Earlier today, a colleague came into my office to ask my advice about a logistic regression he was carrying out. It seems that one of the odds ratios for a covariate was very small, close to 1, yet highly significant, and this was puzzling him. After a bit of questioning, we worked out it was a computational problem, and got his analysis fixed up and back on the road. Here’s how the thought process went:
- Is the dataset absolutely massive? With huge numbers, even small, unimportant effects can appear to be significant. It’s a bit like being over-powered, and it rather goes to show how hypothesis tests are not the be-all-and-end-all that some textbooks and teachers would have you believe.
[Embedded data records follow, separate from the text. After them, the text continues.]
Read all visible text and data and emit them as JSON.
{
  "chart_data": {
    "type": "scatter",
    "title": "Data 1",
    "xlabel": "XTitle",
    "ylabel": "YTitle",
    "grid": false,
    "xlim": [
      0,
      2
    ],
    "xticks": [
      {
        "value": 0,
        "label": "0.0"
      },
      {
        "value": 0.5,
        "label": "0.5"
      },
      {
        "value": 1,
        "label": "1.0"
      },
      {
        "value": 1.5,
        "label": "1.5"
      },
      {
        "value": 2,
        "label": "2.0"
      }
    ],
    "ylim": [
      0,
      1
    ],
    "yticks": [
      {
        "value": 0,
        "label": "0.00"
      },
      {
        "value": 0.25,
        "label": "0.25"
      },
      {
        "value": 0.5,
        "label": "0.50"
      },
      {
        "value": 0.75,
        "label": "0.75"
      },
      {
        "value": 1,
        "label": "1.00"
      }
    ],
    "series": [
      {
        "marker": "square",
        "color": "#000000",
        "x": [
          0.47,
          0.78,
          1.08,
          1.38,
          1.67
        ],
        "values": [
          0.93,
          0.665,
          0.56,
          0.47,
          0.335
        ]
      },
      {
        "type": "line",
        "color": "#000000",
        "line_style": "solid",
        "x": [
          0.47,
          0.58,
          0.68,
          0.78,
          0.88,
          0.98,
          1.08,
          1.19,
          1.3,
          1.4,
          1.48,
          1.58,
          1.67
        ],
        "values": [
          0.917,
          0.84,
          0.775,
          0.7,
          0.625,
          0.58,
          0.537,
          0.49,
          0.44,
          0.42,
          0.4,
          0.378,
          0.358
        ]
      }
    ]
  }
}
You have to stop and think about what it really means. However, in this case it wasn’t humongous, it was about n=500.
- Are there also some really huge odds ratios? The answer was yes, there was one predictor with OR=25,000 “so we decided to ignore that one”. Hmmm. OK, that’s pretty diagnostic of non-convergence. Logistic regressions (and Poisson, negative binomial, and other GLMs, Cox regression, etc etc) are not like linear regression: it’s not a case of solving the equations and getting the answer. The computer has to iteratively zoom in on the most likely set of odds ratios. Sometimes it goes wrong! Not often, but sometimes.
- Is there a predictor which is the same for almost everybody? It turned out this was true, in fact it was the one with OR=25,000. Well, that sounds like the culprit. If you’re trying to guess the effect that something has on the outcome, and it hardly varies over the whole dataset, then you have very little information on which to base that effect size. One odds ratio is pretty much as likely as any other, and the iterative algorithm that does the regression can head off into some pretty weird places, because it doesn’t have enough information to know that it’s not getting closer to the answer. By the time it gets to 25,000, the landscape is completely featureless and flat; it’s a long way back to the maximum likelihood point and your computer is essentially not in Kansas any more.
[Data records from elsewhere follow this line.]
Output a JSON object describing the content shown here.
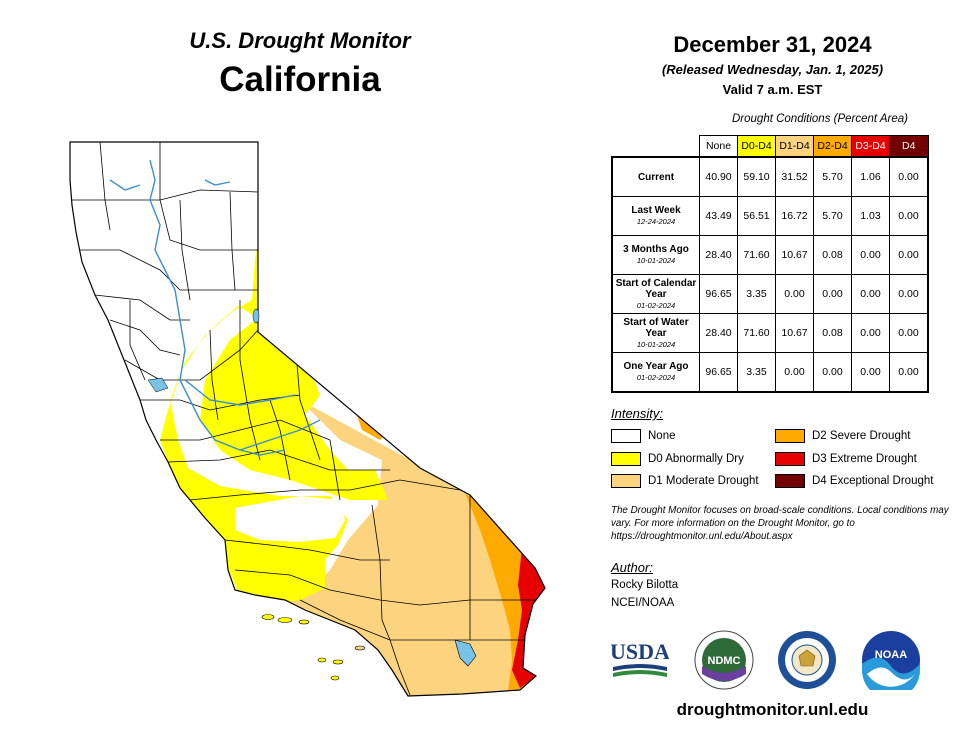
{
  "header": {
    "left_title": "U.S. Drought Monitor",
    "state": "California",
    "date": "December 31, 2024",
    "released": "(Released Wednesday, Jan. 1, 2025)",
    "valid": "Valid 7 a.m. EST"
  },
  "table": {
    "caption": "Drought Conditions (Percent Area)",
    "columns": [
      {
        "label": "None",
        "color": "#ffffff",
        "text_color": "#000000"
      },
      {
        "label": "D0-D4",
        "color": "#ffff00",
        "text_color": "#000000"
      },
      {
        "label": "D1-D4",
        "color": "#fcd37f",
        "text_color": "#000000"
      },
      {
        "label": "D2-D4",
        "color": "#ffaa00",
        "text_color": "#000000"
      },
      {
        "label": "D3-D4",
        "color": "#e60000",
        "text_color": "#ffffff"
      },
      {
        "label": "D4",
        "color": "#730000",
        "text_color": "#ffffff"
      }
    ],
    "rows": [
      {
        "label": "Current",
        "date": "",
        "values": [
          "40.90",
          "59.10",
          "31.52",
          "5.70",
          "1.06",
          "0.00"
        ]
      },
      {
        "label": "Last Week",
        "date": "12-24-2024",
        "values": [
          "43.49",
          "56.51",
          "16.72",
          "5.70",
          "1.03",
          "0.00"
        ]
      },
      {
        "label": "3 Months Ago",
        "date": "10-01-2024",
        "values": [
          "28.40",
          "71.60",
          "10.67",
          "0.08",
          "0.00",
          "0.00"
        ]
      },
      {
        "label": "Start of Calendar Year",
        "date": "01-02-2024",
        "values": [
          "96.65",
          "3.35",
          "0.00",
          "0.00",
          "0.00",
          "0.00"
        ]
      },
      {
        "label": "Start of Water Year",
        "date": "10-01-2024",
        "values": [
          "28.40",
          "71.60",
          "10.67",
          "0.08",
          "0.00",
          "0.00"
        ]
      },
      {
        "label": "One Year Ago",
        "date": "01-02-2024",
        "values": [
          "96.65",
          "3.35",
          "0.00",
          "0.00",
          "0.00",
          "0.00"
        ]
      }
    ]
  },
  "legend": {
    "title": "Intensity:",
    "items": [
      {
        "label": "None",
        "color": "#ffffff"
      },
      {
        "label": "D0 Abnormally Dry",
        "color": "#ffff00"
      },
      {
        "label": "D1 Moderate Drought",
        "color": "#fcd37f"
      },
      {
        "label": "D2 Severe Drought",
        "color": "#ffaa00"
      },
      {
        "label": "D3 Extreme Drought",
        "color": "#e60000"
      },
      {
        "label": "D4 Exceptional Drought",
        "color": "#730000"
      }
    ]
  },
  "note": "The Drought Monitor focuses on broad-scale conditions. Local conditions may vary. For more information on the Drought Monitor, go to https://droughtmonitor.unl.edu/About.aspx",
  "author": {
    "title": "Author:",
    "name": "Rocky Bilotta",
    "org": "NCEI/NOAA"
  },
  "logos": {
    "usda": "USDA",
    "ndmc": "NDMC",
    "noaa": "NOAA"
  },
  "site_url": "droughtmonitor.unl.edu",
  "map_colors": {
    "none": "#ffffff",
    "d0": "#ffff00",
    "d1": "#fcd37f",
    "d2": "#ffaa00",
    "d3": "#e60000",
    "water": "#78c2e8",
    "river": "#3a8ed4"
  }
}
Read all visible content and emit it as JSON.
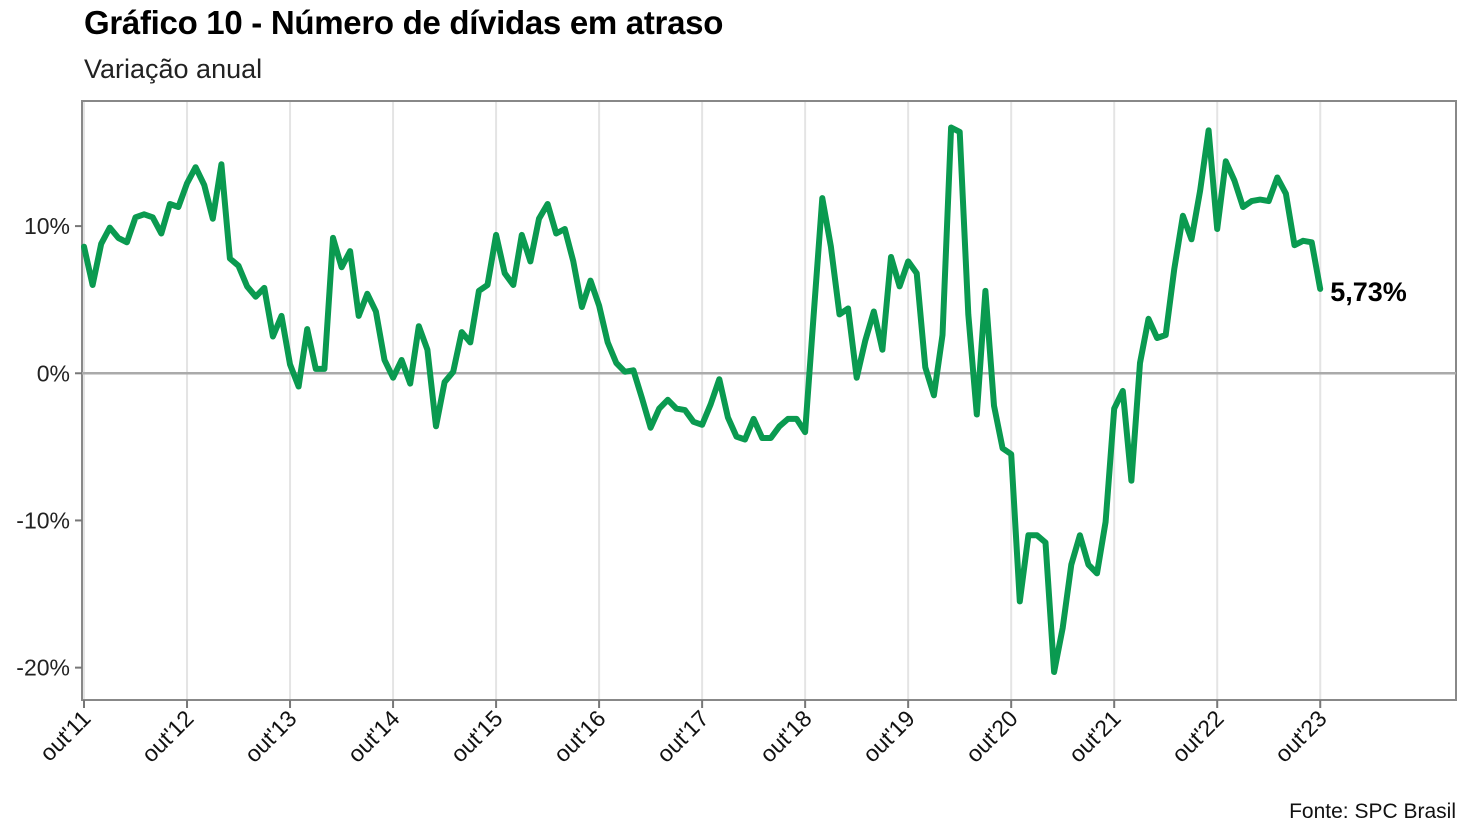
{
  "header": {
    "title": "Gráfico 10 - Número de dívidas em atraso",
    "subtitle": "Variação anual"
  },
  "footer": {
    "source": "Fonte: SPC Brasil"
  },
  "chart_data": {
    "type": "line",
    "title": "Gráfico 10 - Número de dívidas em atraso",
    "subtitle": "Variação anual",
    "xlabel": "",
    "ylabel": "",
    "ylim": [
      -22.2,
      18.5
    ],
    "y_ticks": [
      -20,
      -10,
      0,
      10
    ],
    "y_tick_labels": [
      "-20%",
      "-10%",
      "0%",
      "10%"
    ],
    "x_tick_labels": [
      "out'11",
      "out'12",
      "out'13",
      "out'14",
      "out'15",
      "out'16",
      "out'17",
      "out'18",
      "out'19",
      "out'20",
      "out'21",
      "out'22",
      "out'23"
    ],
    "x_range_months": [
      0,
      156
    ],
    "grid": true,
    "reference_line": 0,
    "line_color": "#0a9a50",
    "end_label": "5,73%",
    "series": [
      {
        "values": [
          8.6,
          6.0,
          8.8,
          9.9,
          9.2,
          8.9,
          10.6,
          10.8,
          10.6,
          9.5,
          11.5,
          11.3,
          12.9,
          14.0,
          12.8,
          10.5,
          14.2,
          7.8,
          7.3,
          5.9,
          5.2,
          5.8,
          2.5,
          3.9,
          0.6,
          -0.9,
          3.0,
          0.3,
          0.3,
          9.2,
          7.2,
          8.3,
          3.9,
          5.4,
          4.2,
          0.9,
          -0.3,
          0.9,
          -0.7,
          3.2,
          1.6,
          -3.6,
          -0.6,
          0.1,
          2.8,
          2.1,
          5.6,
          6.0,
          9.4,
          6.8,
          6.0,
          9.4,
          7.6,
          10.5,
          11.5,
          9.5,
          9.8,
          7.6,
          4.5,
          6.3,
          4.6,
          2.1,
          0.7,
          0.1,
          0.2,
          -1.7,
          -3.7,
          -2.4,
          -1.8,
          -2.4,
          -2.5,
          -3.3,
          -3.5,
          -2.1,
          -0.4,
          -3.0,
          -4.3,
          -4.5,
          -3.1,
          -4.4,
          -4.4,
          -3.6,
          -3.1,
          -3.1,
          -4.0,
          4.0,
          11.9,
          8.6,
          4.0,
          4.4,
          -0.3,
          2.2,
          4.2,
          1.6,
          7.9,
          5.9,
          7.6,
          6.8,
          0.4,
          -1.5,
          2.6,
          16.7,
          16.4,
          4.0,
          -2.8,
          5.6,
          -2.2,
          -5.1,
          -5.5,
          -15.5,
          -11.0,
          -11.0,
          -11.5,
          -20.3,
          -17.3,
          -13.0,
          -11.0,
          -13.0,
          -13.6,
          -10.1,
          -2.4,
          -1.2,
          -7.3,
          0.7,
          3.7,
          2.4,
          2.6,
          7.1,
          10.7,
          9.1,
          12.4,
          16.5,
          9.8,
          14.4,
          13.1,
          11.3,
          11.7,
          11.8,
          11.7,
          13.3,
          12.2,
          8.7,
          9.0,
          8.9,
          5.73
        ]
      }
    ]
  }
}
- That uninformative predictor is not going to help us much anyway, so let’s take it out and see what happens. When he did this, my colleague’s regression model came out quickly with a sensible looking answer. So it sounds like that uninformative predictor was the problem. Hopefully, most of the time your software will spot the problem and change tack, but sometimes they get fooled, especially if you have lots of predictors and some don’t vary much. Some software allows you to change the algorithm options, and that might help. Doing a completely different analysis like a stratified Mantel-Haenszel odds ratio, or a Bayesian model by MCMC, might help, but if your data is defective, there’s not much you can do. When you write it up, you should report what happened. There’s no shame in finding a problem and fixing it!
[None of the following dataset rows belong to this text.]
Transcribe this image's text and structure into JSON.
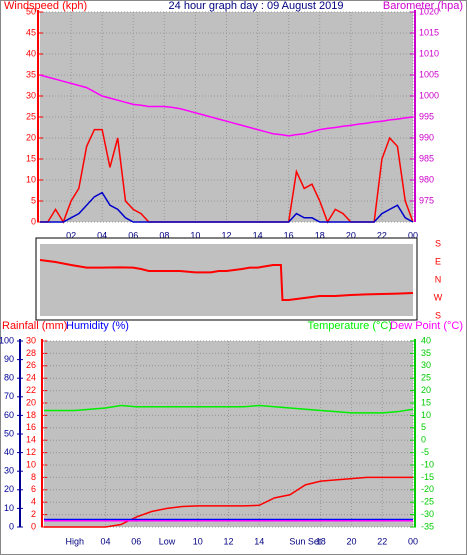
{
  "chart_data": [
    {
      "type": "line",
      "title": "24 hour graph day : 09 August 2019",
      "y_label": "Windspeed (kph)",
      "y2_label": "Barometer (hpa)",
      "ycolor": "#ff0000",
      "y2color": "#cc00cc",
      "grid": true,
      "x": [
        0,
        0.5,
        1,
        1.5,
        2,
        2.5,
        3,
        3.5,
        4,
        4.5,
        5,
        5.5,
        6,
        6.5,
        7,
        7.5,
        8,
        8.5,
        9,
        9.5,
        10,
        10.5,
        11,
        11.5,
        12,
        12.5,
        13,
        13.5,
        14,
        14.5,
        15,
        15.5,
        16,
        16.5,
        17,
        17.5,
        18,
        18.5,
        19,
        19.5,
        20,
        20.5,
        21,
        21.5,
        22,
        22.5,
        23,
        23.5,
        24
      ],
      "xlim": [
        0,
        24
      ],
      "xticks": [
        {
          "value": 2,
          "label": "02"
        },
        {
          "value": 4,
          "label": "04"
        },
        {
          "value": 6,
          "label": "06"
        },
        {
          "value": 8,
          "label": "08"
        },
        10,
        12,
        14,
        16,
        18,
        20,
        22,
        {
          "value": 24,
          "label": "00"
        }
      ],
      "ylim": [
        0,
        50
      ],
      "yticks": [
        0,
        5,
        10,
        15,
        20,
        25,
        30,
        35,
        40,
        45,
        50
      ],
      "y2lim": [
        970,
        1020
      ],
      "y2ticks": [
        975,
        980,
        985,
        990,
        995,
        1000,
        1005,
        1010,
        1015,
        1020
      ],
      "series": [
        {
          "color": "#ff0000",
          "values": [
            0,
            0,
            3,
            0,
            5,
            8,
            18,
            22,
            22,
            13,
            20,
            5,
            3,
            2,
            0,
            0,
            0,
            0,
            0,
            0,
            0,
            0,
            0,
            0,
            0,
            0,
            0,
            0,
            0,
            0,
            0,
            0,
            0,
            12,
            8,
            9,
            5,
            0,
            3,
            2,
            0,
            0,
            0,
            0,
            15,
            20,
            18,
            5,
            0
          ]
        },
        {
          "color": "#0000cc",
          "values": [
            0,
            0,
            0,
            0,
            1,
            2,
            4,
            6,
            7,
            4,
            3,
            1,
            0,
            0,
            0,
            0,
            0,
            0,
            0,
            0,
            0,
            0,
            0,
            0,
            0,
            0,
            0,
            0,
            0,
            0,
            0,
            0,
            0,
            2,
            1,
            1,
            0,
            0,
            0,
            0,
            0,
            0,
            0,
            0,
            2,
            3,
            4,
            1,
            0
          ]
        },
        {
          "color": "#ff00ff",
          "axis": "y2",
          "values": [
            1005,
            1004.5,
            1004,
            1003.5,
            1003,
            1002.5,
            1002,
            1001,
            1000,
            999.5,
            999,
            998.5,
            998,
            997.8,
            997.5,
            997.5,
            997.5,
            997.3,
            997,
            996.5,
            996,
            995.5,
            995,
            994.5,
            994,
            993.5,
            993,
            992.5,
            992,
            991.5,
            991,
            990.8,
            990.5,
            990.8,
            991,
            991.5,
            992,
            992.3,
            992.5,
            992.8,
            993,
            993.3,
            993.5,
            993.8,
            994,
            994.3,
            994.5,
            994.8,
            995
          ]
        }
      ]
    },
    {
      "type": "line",
      "ycolor": "#ff0000",
      "grid": false,
      "x": [
        0,
        1,
        2,
        3,
        4,
        5,
        6,
        6.5,
        7,
        8,
        9,
        10,
        11,
        11.5,
        12,
        13,
        13.5,
        14,
        15,
        15.5,
        15.6,
        16,
        17,
        18,
        19,
        20,
        21,
        22,
        23,
        24
      ],
      "xlim": [
        0,
        24
      ],
      "ylim": [
        -180,
        180
      ],
      "yticks": [
        {
          "value": 180,
          "label": "S"
        },
        {
          "value": 90,
          "label": "E"
        },
        {
          "value": 0,
          "label": "N"
        },
        {
          "value": -90,
          "label": "W"
        },
        {
          "value": -180,
          "label": "S"
        }
      ],
      "series": [
        {
          "color": "#ff0000",
          "values": [
            100,
            90,
            75,
            62,
            62,
            63,
            62,
            55,
            45,
            45,
            45,
            38,
            38,
            45,
            45,
            55,
            62,
            62,
            75,
            75,
            -100,
            -100,
            -90,
            -80,
            -80,
            -75,
            -72,
            -70,
            -68,
            -65
          ]
        }
      ]
    },
    {
      "type": "line",
      "ycolor": "#ff0000",
      "y2color": "#00cc00",
      "y3color": "#000099",
      "grid": true,
      "x": [
        0,
        1,
        2,
        3,
        4,
        5,
        6,
        7,
        8,
        9,
        10,
        11,
        12,
        13,
        14,
        15,
        16,
        17,
        18,
        19,
        20,
        21,
        22,
        23,
        24
      ],
      "xlim": [
        0,
        24
      ],
      "xticks": [
        {
          "value": 4,
          "label": "04"
        },
        {
          "value": 6,
          "label": "06"
        },
        10,
        12,
        14,
        18,
        20,
        22,
        {
          "value": 24,
          "label": "00"
        }
      ],
      "ylim": [
        0,
        30
      ],
      "yticks": [
        0,
        2,
        4,
        6,
        8,
        10,
        12,
        14,
        16,
        18,
        20,
        22,
        24,
        26,
        28,
        30
      ],
      "y2lim": [
        -35,
        40
      ],
      "y2ticks": [
        -35,
        -30,
        -25,
        -20,
        -15,
        -10,
        -5,
        0,
        5,
        10,
        15,
        20,
        25,
        30,
        35,
        40
      ],
      "y3lim": [
        0,
        100
      ],
      "y3ticks": [
        0,
        10,
        20,
        30,
        40,
        50,
        60,
        70,
        80,
        90,
        100
      ],
      "annotations": [
        {
          "text": "High",
          "x": 2
        },
        {
          "text": "Low",
          "x": 8
        },
        {
          "text": "Sun Set",
          "x": 17
        }
      ],
      "series": [
        {
          "name": "Rainfall (mm)",
          "color": "#ff0000",
          "values": [
            0,
            0,
            0,
            0,
            0,
            0.4,
            1.6,
            2.5,
            3,
            3.3,
            3.4,
            3.4,
            3.4,
            3.4,
            3.5,
            4.7,
            5.2,
            6.8,
            7.4,
            7.6,
            7.8,
            8,
            8,
            8,
            8
          ]
        },
        {
          "name": "Humidity (%)",
          "color": "#0000ff",
          "axis": "y3",
          "values": [
            4,
            4,
            4,
            4,
            4,
            4,
            4,
            4,
            4,
            4,
            4,
            4,
            4,
            4,
            4,
            4,
            4,
            4,
            4,
            4,
            4,
            4,
            4,
            4,
            4
          ]
        },
        {
          "name": "Temperature (°C)",
          "color": "#00ee00",
          "axis": "y2",
          "values": [
            12,
            12,
            12,
            12.5,
            13,
            14,
            13.5,
            13.5,
            13.5,
            13.5,
            13.5,
            13.5,
            13.5,
            13.5,
            14,
            13.5,
            13,
            12.5,
            12,
            11.5,
            11,
            11,
            11,
            11.5,
            12.5
          ]
        },
        {
          "name": "Dew Point (°C)",
          "color": "#ff00ff",
          "axis": "y2",
          "values": [
            -32.5,
            -32.5,
            -32.5,
            -32.5,
            -32.5,
            -32.5,
            -32.5,
            -32.5,
            -32.5,
            -32.5,
            -32.5,
            -32.5,
            -32.5,
            -32.5,
            -32.5,
            -32.5,
            -32.5,
            -32.5,
            -32.5,
            -32.5,
            -32.5,
            -32.5,
            -32.5,
            -32.5,
            -32.5
          ]
        }
      ]
    }
  ]
}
- Is there a categorical predictor where the baseline category has very few observations? This is another classic problem, although it wasn’t the case in the dataset I was asked about. If your software chooses the lowest (or highest) category as the default baseline, and if that category contains very few observations, then you will also not have enough information to guide you to the answer. Try to switch baselines, possibly by recoding the data if the software won’t let you select a different one.